Comment: More problems for 2012 legacy

Once again the future of the 2012 Olympic stadium is in doubt. The latest suggestion is that the main Olympic stadium may have to be demolished after the Games. The costs of maintaining the £525 million building as an athletics venue on the one hand, and the financial attractions of selling it to a football club which might rebuild it for its own purposes, were always obvious. But there has been a failure of vision here: a solution that would make sense for the taxpayer, while preserving a legacy for sport without football's big money, should have been firmly in place by now.

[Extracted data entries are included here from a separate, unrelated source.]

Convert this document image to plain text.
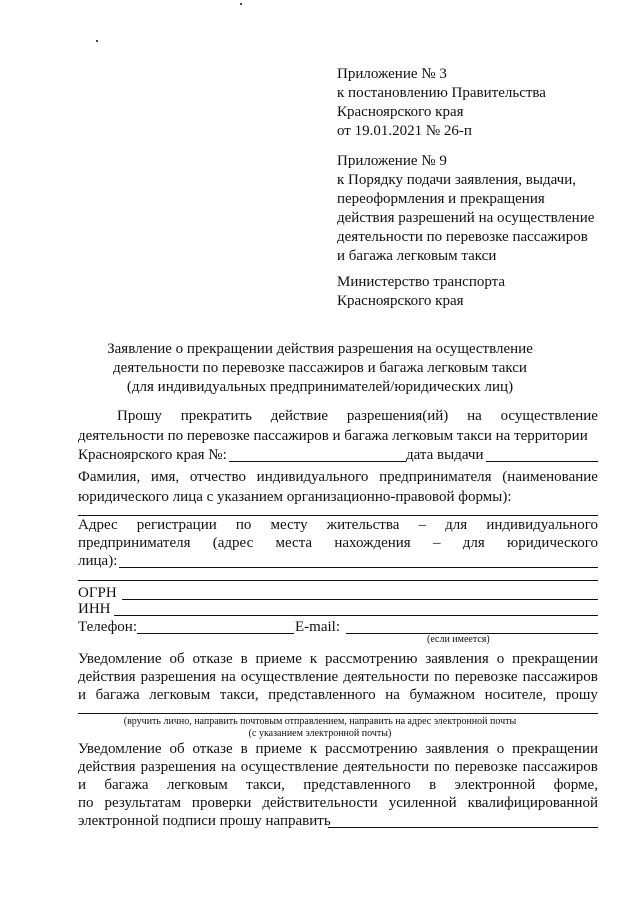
Приложение № 3
к постановлению Правительства
Красноярского края
от 19.01.2021 № 26-п
Приложение № 9
к Порядку подачи заявления, выдачи,
переоформления и прекращения
действия разрешений на осуществление
деятельности по перевозке пассажиров
и багажа легковым такси
Министерство транспорта
Красноярского края
Заявление о прекращении действия разрешения на осуществление
деятельности по перевозке пассажиров и багажа легковым такси
(для индивидуальных предпринимателей/юридических лиц)
Прошу прекратить действие разрешения(ий) на осуществление
деятельности по перевозке пассажиров и багажа легковым такси на территории
Красноярского края №:	дата выдачи
Фамилия, имя, отчество индивидуального предпринимателя (наименование
юридического лица с указанием организационно-правовой формы):
Адрес регистрации по месту жительства – для индивидуального
предпринимателя (адрес места нахождения – для юридического
лица):
ОГРН
ИНН
Телефон:	E-mail:
(если имеется)
Уведомление об отказе в приеме к рассмотрению заявления о прекращении
действия разрешения на осуществление деятельности по перевозке пассажиров
и багажа легковым такси, представленного на бумажном носителе, прошу
(вручить лично, направить почтовым отправлением, направить на адрес электронной почты
(с указанием электронной почты)
Уведомление об отказе в приеме к рассмотрению заявления о прекращении
действия разрешения на осуществление деятельности по перевозке пассажиров
и багажа легковым такси, представленного в электронной форме,
по результатам проверки действительности усиленной квалифицированной
электронной подписи прошу направить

The new battle over the stadium comes as this newspaper's campaign for a proper sporting legacy from the 2012 Games gains momentum. As we report today, sports facilities are being neglected in the new city academies. School sport promotes fitness, encourages teamwork and discipline and provides an outlet for potentially disruptive energies. Ministers, most recently the Culture Secretary Andy Burnham, have reiterated their commitment to increasing the number of hours of sport that school pupils do each week.

Yet of eight new academies opening this week in London, costing a total of £220 million, not one has a swimming pool - even though swimming is on the curriculum. Only three have running tracks, tennis courts, grass playing fields or gyms. Already those secondary schools being renovated as part of the £45 billion Building Schools for the Future programme do not usually get funds for swimming pools. Where there are no council pools or playing fields locally, building entirely new schools with inadequate or even minimal sports facilities is shortsighted. Ministers must ensure that new schools have the facilities to allow children real opportunities in sport - otherwise the promises of school sport for every child will be no more than words.

Winning the 2012 Olympics was a great achievement but their legacy, both physical and sporting, must now be a priority.